Ryanair réduit de deux millions de sièges au départ de Charleroi et Bruxelles
Ryanair supprime deux millions de sièges en Belgique : une décision controversée
La compagnie irlandaise Ryanair annonce des réductions massives de capacité depuis Charleroi et Bruxelles-Zaventem, affectant les voyageurs vers le Maroc.
Ryanair, la célèbre compagnie aérienne à bas coût, vient d’annoncer une réduction significative de son programme de vols en Belgique. Deux millions de sièges seront supprimés pour la saison hivernale 2026-2027 et l’été 2027 au départ de Charleroi et de Bruxelles-Zaventem. Cette décision soulève déjà des inquiétudes parmi les voyageurs, notamment ceux ayant des liens avec le Maroc.

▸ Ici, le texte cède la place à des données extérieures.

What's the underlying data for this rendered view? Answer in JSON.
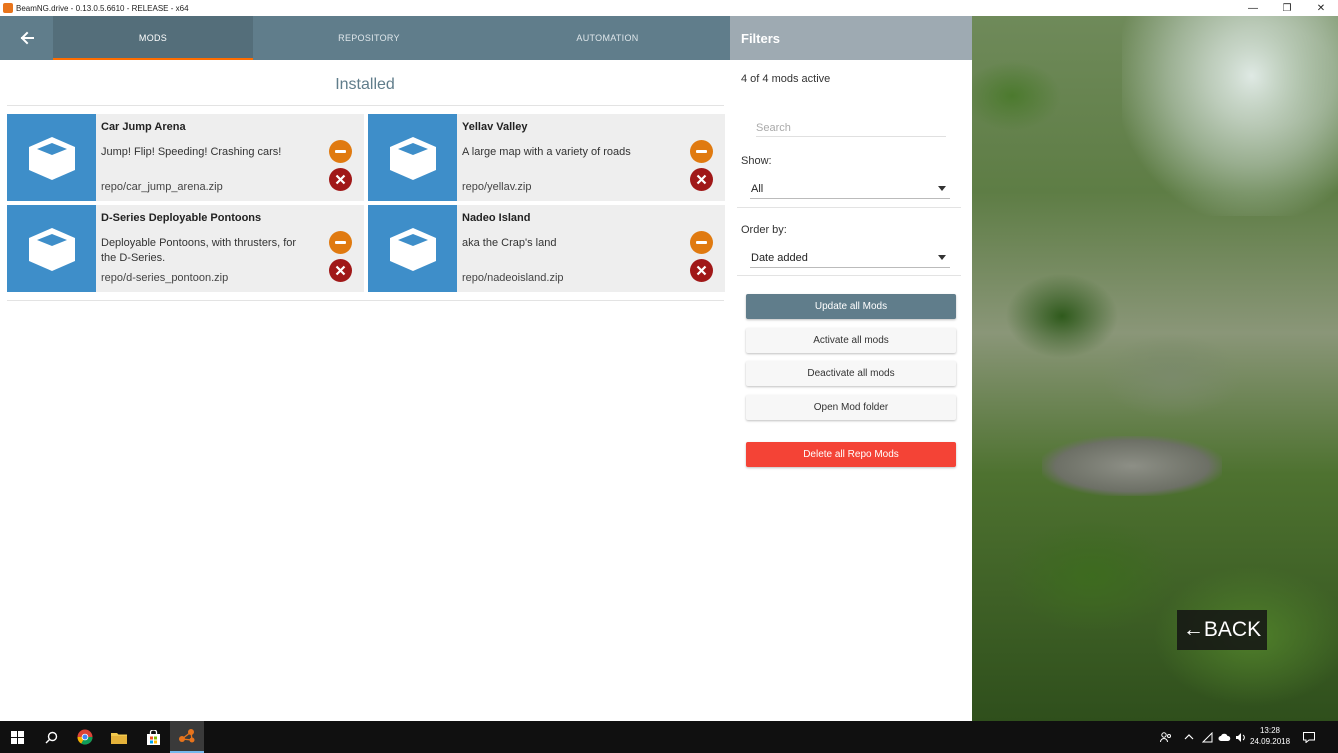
{
  "window": {
    "title": "BeamNG.drive - 0.13.0.5.6610 - RELEASE - x64",
    "minimize": "—",
    "maximize": "❐",
    "close": "✕"
  },
  "nav": {
    "tabs": [
      {
        "label": "MODS",
        "active": true
      },
      {
        "label": "REPOSITORY",
        "active": false
      },
      {
        "label": "AUTOMATION",
        "active": false
      }
    ]
  },
  "main": {
    "section_title": "Installed",
    "mods": [
      {
        "name": "Car Jump Arena",
        "description": "Jump! Flip! Speeding! Crashing cars!",
        "path": "repo/car_jump_arena.zip"
      },
      {
        "name": "Yellav Valley",
        "description": "A large map with a variety of roads",
        "path": "repo/yellav.zip"
      },
      {
        "name": "D-Series Deployable Pontoons",
        "description": "Deployable Pontoons, with thrusters, for the D-Series.",
        "path": "repo/d-series_pontoon.zip"
      },
      {
        "name": "Nadeo Island",
        "description": "aka the Crap's land",
        "path": "repo/nadeoisland.zip"
      }
    ]
  },
  "filters": {
    "title": "Filters",
    "count_text": "4 of 4 mods active",
    "search_placeholder": "Search",
    "show_label": "Show:",
    "show_value": "All",
    "order_label": "Order by:",
    "order_value": "Date added",
    "buttons": {
      "update_all": "Update all Mods",
      "activate_all": "Activate all mods",
      "deactivate_all": "Deactivate all mods",
      "open_folder": "Open Mod folder",
      "delete_all": "Delete all Repo Mods"
    }
  },
  "scene": {
    "back_label": "←BACK"
  },
  "taskbar": {
    "time": "13:28",
    "date": "24.09.2018"
  },
  "colors": {
    "nav": "#607d8b",
    "accent": "#ff6d00",
    "thumb": "#3e8ec9",
    "deactivate": "#e07a10",
    "delete": "#a01818",
    "danger": "#f44336"
  }
}
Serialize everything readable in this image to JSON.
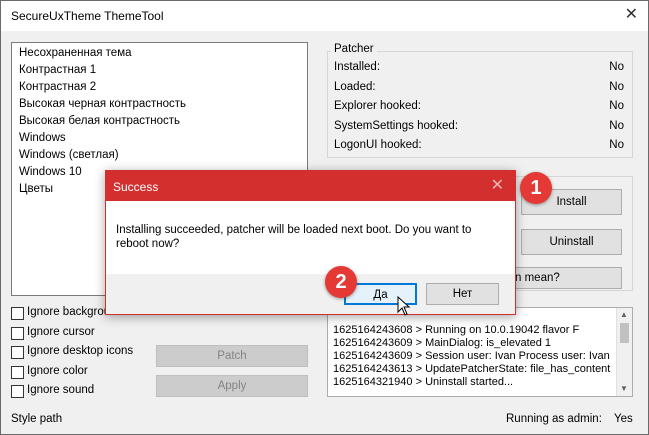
{
  "window": {
    "title": "SecureUxTheme ThemeTool",
    "close_glyph": "✕"
  },
  "themes": [
    "Несохраненная тема",
    "Контрастная 1",
    "Контрастная 2",
    "Высокая черная контрастность",
    "Высокая белая контрастность",
    "Windows",
    "Windows (светлая)",
    "Windows 10",
    "Цветы"
  ],
  "patcher": {
    "label": "Patcher",
    "rows": [
      {
        "key": "Installed:",
        "value": "No"
      },
      {
        "key": "Loaded:",
        "value": "No"
      },
      {
        "key": "Explorer hooked:",
        "value": "No"
      },
      {
        "key": "SystemSettings hooked:",
        "value": "No"
      },
      {
        "key": "LogonUI hooked:",
        "value": "No"
      }
    ]
  },
  "buttons": {
    "install": "Install",
    "uninstall": "Uninstall",
    "what_mean": "n mean?",
    "patch": "Patch",
    "apply": "Apply"
  },
  "checkboxes": [
    "Ignore backgrou",
    "Ignore cursor",
    "Ignore desktop icons",
    "Ignore color",
    "Ignore sound"
  ],
  "log": {
    "lines": [
      "1625164243608 > Running on 10.0.19042 flavor F",
      "1625164243609 > MainDialog: is_elevated 1",
      "1625164243609 > Session user: Ivan Process user: Ivan",
      "1625164243613 > UpdatePatcherState: file_has_content",
      "1625164321940 > Uninstall started..."
    ]
  },
  "status": {
    "style_path": "Style path",
    "admin_label": "Running as admin:",
    "admin_value": "Yes"
  },
  "dialog": {
    "title": "Success",
    "close_glyph": "✕",
    "message": "Installing succeeded, patcher will be loaded next boot. Do you want to reboot now?",
    "yes": "Да",
    "no": "Нет"
  },
  "annotations": {
    "badge1": "1",
    "badge2": "2"
  },
  "colors": {
    "dialog_title_bg": "#d32f2f",
    "focus_border": "#0078d7",
    "badge_bg": "#e53935"
  },
  "icons": {
    "cursor": "mouse-pointer-icon"
  }
}
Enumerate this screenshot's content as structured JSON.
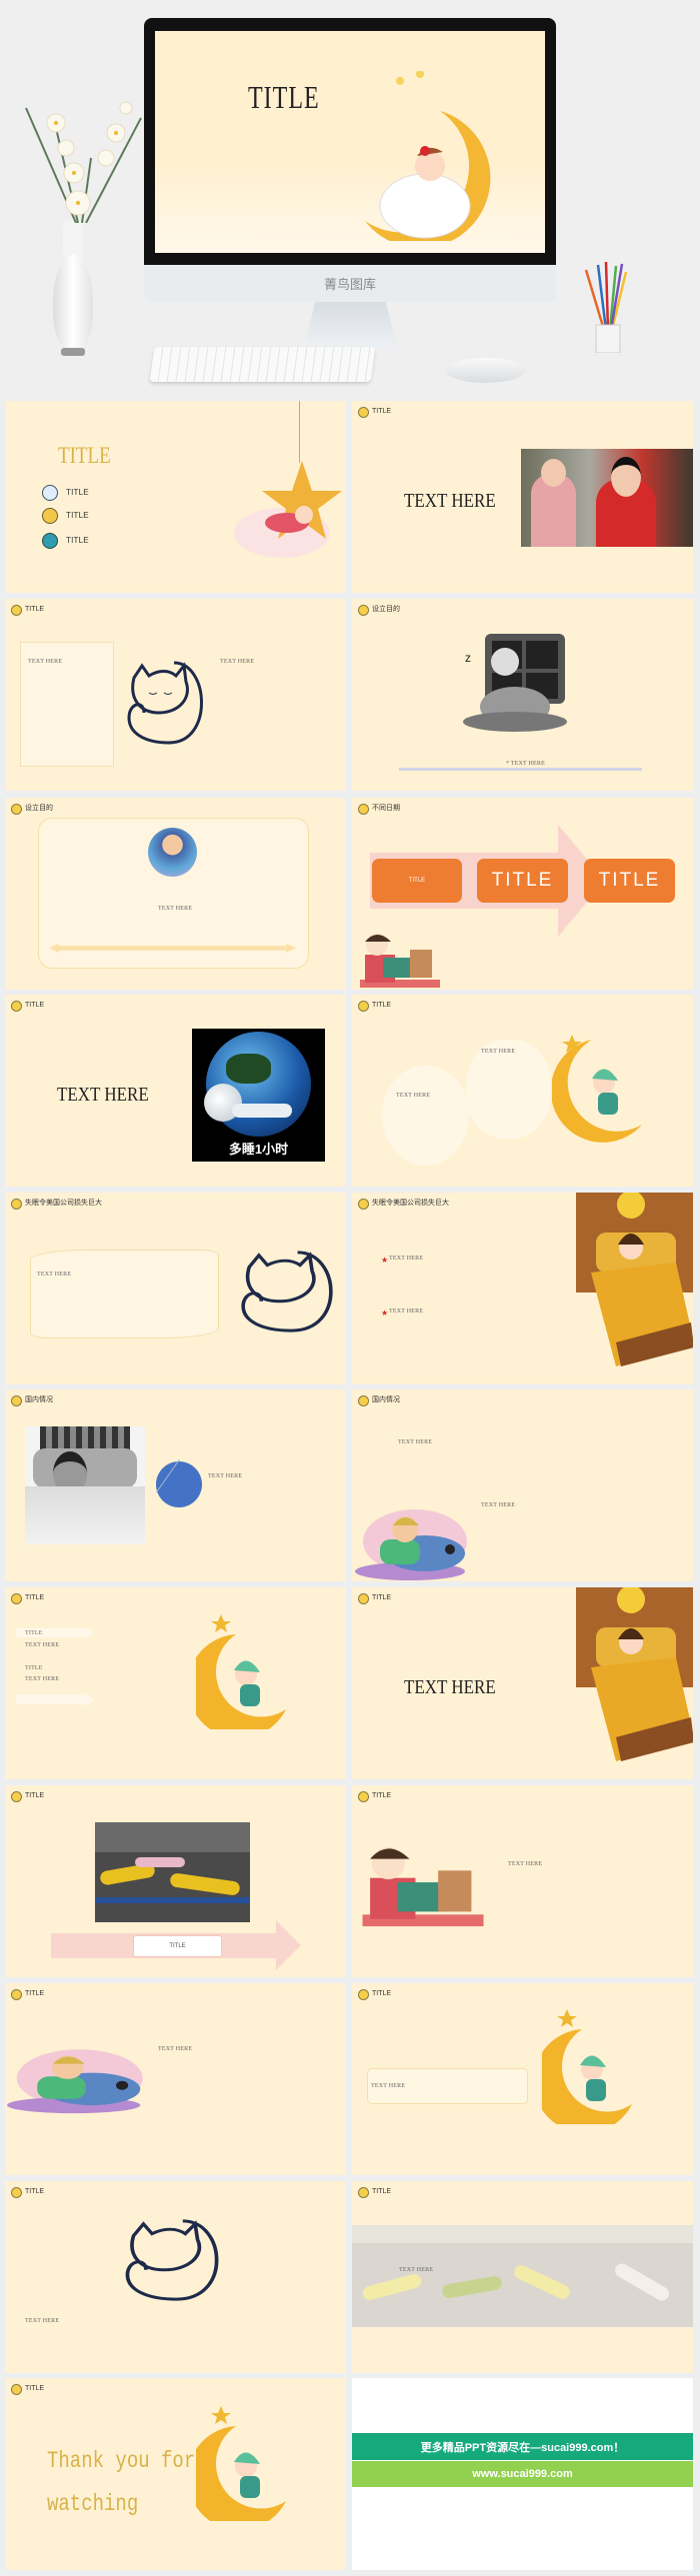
{
  "hero": {
    "title": "TITLE",
    "brand": "菁鸟图库"
  },
  "colors": {
    "slide_bg": "#fff1d3",
    "accent_gold": "#d8b24a",
    "orange": "#ee7d31",
    "banner_green": "#16a97b",
    "banner_lime": "#92d050"
  },
  "slides": [
    {
      "title": "TITLE",
      "items": [
        {
          "icon": "moon-planet-icon",
          "label": "TITLE"
        },
        {
          "icon": "saturn-icon",
          "label": "TITLE"
        },
        {
          "icon": "earth-icon",
          "label": "TITLE"
        }
      ]
    },
    {
      "header": "TITLE",
      "text": "TEXT HERE"
    },
    {
      "header": "TITLE",
      "texts": [
        "TEXT HERE",
        "TEXT HERE"
      ]
    },
    {
      "header": "设立目的",
      "text": "* TEXT HERE"
    },
    {
      "header": "设立目的",
      "text": "TEXT HERE"
    },
    {
      "header": "不同日期",
      "boxes": [
        "TITLE",
        "TITLE",
        "TITLE"
      ]
    },
    {
      "header": "TITLE",
      "text": "TEXT HERE",
      "image_caption": "多睡1小时"
    },
    {
      "header": "TITLE",
      "texts": [
        "TEXT HERE",
        "TEXT HERE"
      ]
    },
    {
      "header": "失眠令美国公司损失巨大",
      "text": "TEXT HERE"
    },
    {
      "header": "失眠令美国公司损失巨大",
      "texts": [
        "TEXT HERE",
        "TEXT HERE"
      ]
    },
    {
      "header": "国内情况",
      "text": "TEXT HERE"
    },
    {
      "header": "国内情况",
      "texts": [
        "TEXT HERE",
        "TEXT HERE"
      ]
    },
    {
      "header": "TITLE",
      "items": [
        "TITLE",
        "TEXT HERE",
        "TITLE",
        "TEXT HERE"
      ]
    },
    {
      "header": "TITLE",
      "text": "TEXT HERE"
    },
    {
      "header": "TITLE",
      "label": "TITLE"
    },
    {
      "header": "TITLE",
      "text": "TEXT HERE"
    },
    {
      "header": "TITLE",
      "text": "TEXT HERE"
    },
    {
      "header": "TITLE",
      "text": "TEXT HERE"
    },
    {
      "header": "TITLE",
      "text": "TEXT HERE"
    },
    {
      "header": "TITLE",
      "text": "TEXT HERE"
    },
    {
      "header": "TITLE",
      "lines": [
        "Thank you for",
        "watching"
      ]
    },
    {
      "banner": "更多精品PPT资源尽在—sucai999.com！",
      "url": "www.sucai999.com"
    }
  ]
}
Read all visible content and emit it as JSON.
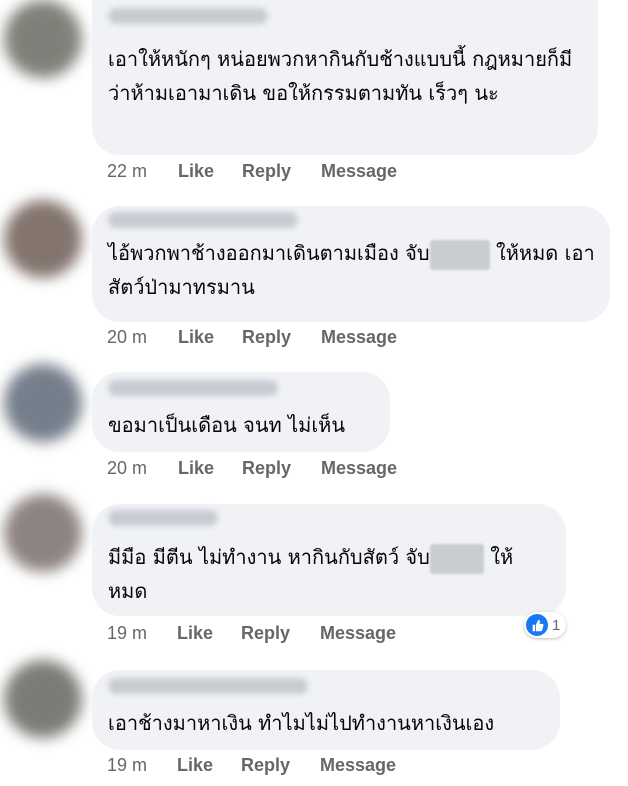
{
  "comments": [
    {
      "text": "เอาให้หนักๆ หน่อยพวกหากินกับช้างแบบนี้ กฎหมายก็มีว่าห้ามเอามาเดิน ขอให้กรรมตามทัน เร็วๆ นะ",
      "time": "22 m",
      "like": "Like",
      "reply": "Reply",
      "message": "Message",
      "avatar_color": "#6b6b63"
    },
    {
      "text_before": "ไอ้พวกพาช้างออกมาเดินตามเมือง จับ",
      "text_after": "ให้หมด เอาสัตว์ป่ามาทรมาน",
      "time": "20 m",
      "like": "Like",
      "reply": "Reply",
      "message": "Message",
      "avatar_color": "#6e5d55"
    },
    {
      "text": "ขอมาเป็นเดือน จนท ไม่เห็น",
      "time": "20 m",
      "like": "Like",
      "reply": "Reply",
      "message": "Message",
      "avatar_color": "#5d6877"
    },
    {
      "text_before": "มีมือ มีตีน ไม่ทำงาน หากินกับสัตว์ จับ",
      "text_after": "ให้ หมด",
      "time": "19 m",
      "like": "Like",
      "reply": "Reply",
      "message": "Message",
      "avatar_color": "#7a6e6b",
      "reaction_count": "1"
    },
    {
      "text": "เอาช้างมาหาเงิน ทำไมไม่ไปทำงานหาเงินเอง",
      "time": "19 m",
      "like": "Like",
      "reply": "Reply",
      "message": "Message",
      "avatar_color": "#67655f"
    }
  ],
  "colors": {
    "bubble": "#f0f2f5",
    "meta": "#65676b",
    "like_blue": "#1877f2"
  }
}
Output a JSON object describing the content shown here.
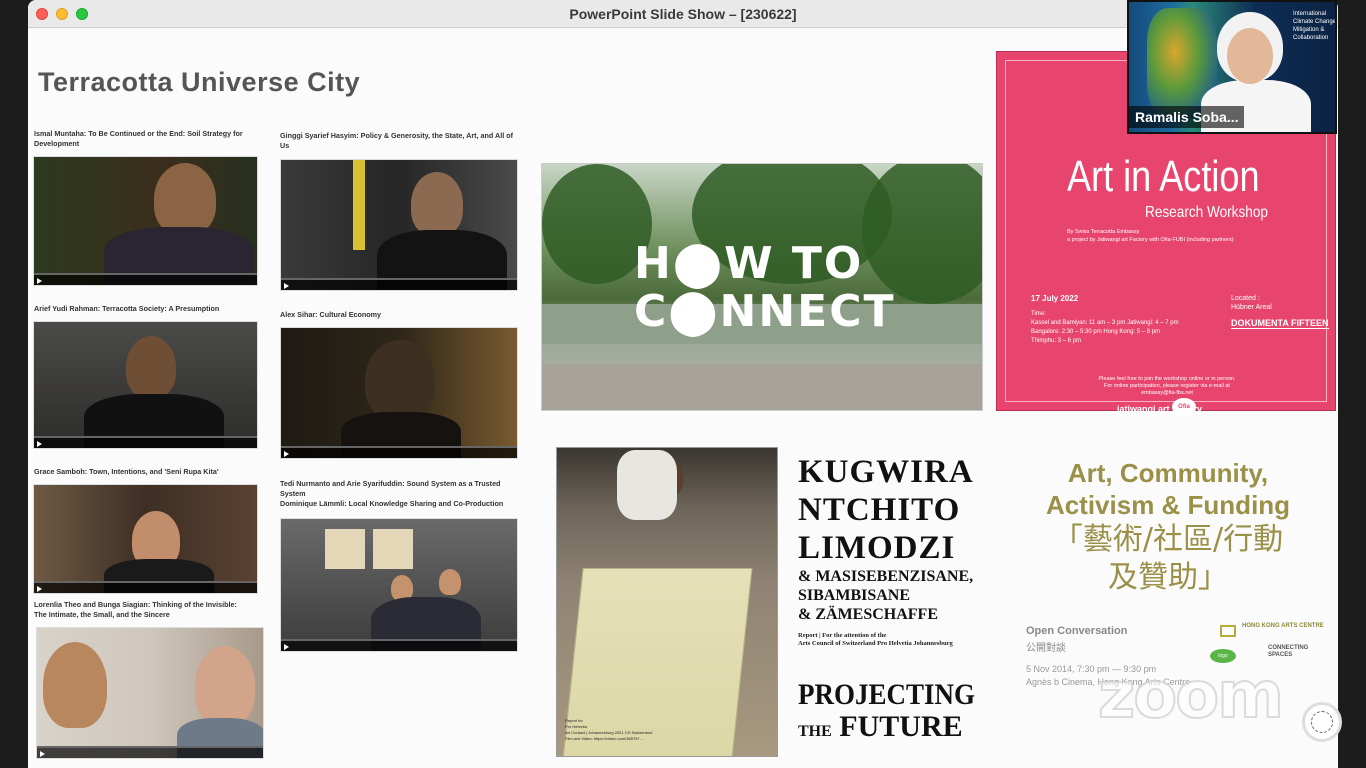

Cinq avions retirés de Charleroi
Dans le cadre de cette réorganisation, cinq avions seront retirés de la base de Charleroi. Ce changement aura un impact direct sur le nombre de vols proposés, surtout vers le Maroc, où Charleroi est devenu un point de départ clé pour de nombreux Marocains vivant en Belgique et dans les pays voisins. La suppression de ces sièges pourrait rendre l’accès à ces destinations plus compliqué pour les voyageurs futurs.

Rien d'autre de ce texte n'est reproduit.